Questi fiori d'arancio mi fanno rabbrividire
Sei sempre stata più tipa da rose, tu. Rosse

Se scegliessi rose rosse per un matrimonio sembrerebbe quasi un funerale. E forse lo sarà davvero, chi lo sa. Il funerale della mia libertà
Tu sarai sempre libera. Sarai sempre quel qualcosa di non etichettabile, quel mix di tutto ciò che ami e che ti piace fare
E se avessi permesso a qualcuno d'intaccare questo qualcosa?
Allora dovresti riprendertelo. Non puoi rinunciare ad essere te, in questa vita. E neanche in tutte quelle che verranno
Supponiamo che esistano altre vite parallele, allora. In una di queste, c'è sicuramente un'Alice libera da ogni vincolo e questo mi basta
Ma non sei tu, quella Alice

E faccio spallucce.
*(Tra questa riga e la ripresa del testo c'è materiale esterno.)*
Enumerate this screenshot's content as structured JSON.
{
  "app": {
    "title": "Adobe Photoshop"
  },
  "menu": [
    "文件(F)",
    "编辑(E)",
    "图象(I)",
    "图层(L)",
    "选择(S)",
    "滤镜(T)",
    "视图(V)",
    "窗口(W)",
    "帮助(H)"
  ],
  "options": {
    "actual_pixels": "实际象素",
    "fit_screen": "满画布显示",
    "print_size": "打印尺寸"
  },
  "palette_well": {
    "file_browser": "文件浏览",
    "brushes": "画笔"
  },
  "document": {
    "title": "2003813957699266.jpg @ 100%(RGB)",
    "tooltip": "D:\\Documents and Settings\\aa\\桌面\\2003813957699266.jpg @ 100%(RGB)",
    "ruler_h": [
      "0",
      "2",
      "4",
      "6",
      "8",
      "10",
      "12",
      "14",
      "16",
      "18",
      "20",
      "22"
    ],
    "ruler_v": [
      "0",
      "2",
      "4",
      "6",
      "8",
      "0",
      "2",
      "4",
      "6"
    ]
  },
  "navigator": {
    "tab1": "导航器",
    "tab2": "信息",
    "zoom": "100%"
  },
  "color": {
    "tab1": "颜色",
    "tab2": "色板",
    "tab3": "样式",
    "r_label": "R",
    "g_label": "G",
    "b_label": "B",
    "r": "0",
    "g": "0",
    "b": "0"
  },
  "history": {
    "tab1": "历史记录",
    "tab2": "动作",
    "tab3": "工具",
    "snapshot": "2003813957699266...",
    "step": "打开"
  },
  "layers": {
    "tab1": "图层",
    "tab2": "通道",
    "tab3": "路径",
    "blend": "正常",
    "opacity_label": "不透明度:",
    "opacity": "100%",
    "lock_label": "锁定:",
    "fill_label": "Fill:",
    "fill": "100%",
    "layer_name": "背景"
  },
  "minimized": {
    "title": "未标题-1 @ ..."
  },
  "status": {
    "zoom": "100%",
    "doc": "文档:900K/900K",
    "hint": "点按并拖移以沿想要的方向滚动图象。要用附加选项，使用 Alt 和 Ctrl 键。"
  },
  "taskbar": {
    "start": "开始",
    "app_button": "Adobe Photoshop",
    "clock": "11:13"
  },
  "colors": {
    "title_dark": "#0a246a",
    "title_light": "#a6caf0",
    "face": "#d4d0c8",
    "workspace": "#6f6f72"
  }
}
Non perché non abbia altro da dire, semplicemente perché tutto quello che avrei ancora da dire forse lo hai compreso già. Afferro un mazzo di rose. Nove, come gli anni in cui ci conosciamo. Nove. Qualcosa ha nove anni.

Prendiamo queste. Per oggi la ricerca può finire qui, non ci saranno fiori al mio matrimonio
Sono esattamente nove
Per questo le prendiamo. Io e te. Al mio matrimonio fiori non ce ne saranno, te l'ho detto

Non ce ne saranno perché la vera primavera resti tu e non avrebbe senso far sbocciare fiori in un altro giardino dove è perennemente autunno.

Ah, Diego?
Sì?
Giorni fa ho scritto una lettera a Lidia ma non ho ricevuto risposta
Hai provato a cercarla in casa? Magari non abita più lì
Non credo sia il caso
Finché respiri...E' sempre il caso
Ci penserò

Una volta rincasata l'odore di Tacos preparati da Esteban e metano proveniente dai fornelli della cucina mi avvolge. In Italia, il gas naturale che alimenta le nostre abitazioni è composto da metano per una percentuale compresa all'incirca fra l'83 e il 99%, la restante parte è composta in prevalenza dagli idrocarburi etano, propano e butano. E' forse l'unica nozione di chimica che io abbia mai appreso negli anni grazie a te. L'odore dei Tacos svanisce, metano e i suoi idrocarburi permangono, aleggiano nell'aria rendendola nefasta. Qualcosa mi dice che non dovrebbe essere così.

- Con chi sei uscita? -

- Con Diego. Dovevamo scegliere i fiori per il banchetto -

- Il nostro banchetto? -

Ha il volto corrugato, un sopracciglio più inarcato rispetto all'altro. C'è ira nel suo sguardo.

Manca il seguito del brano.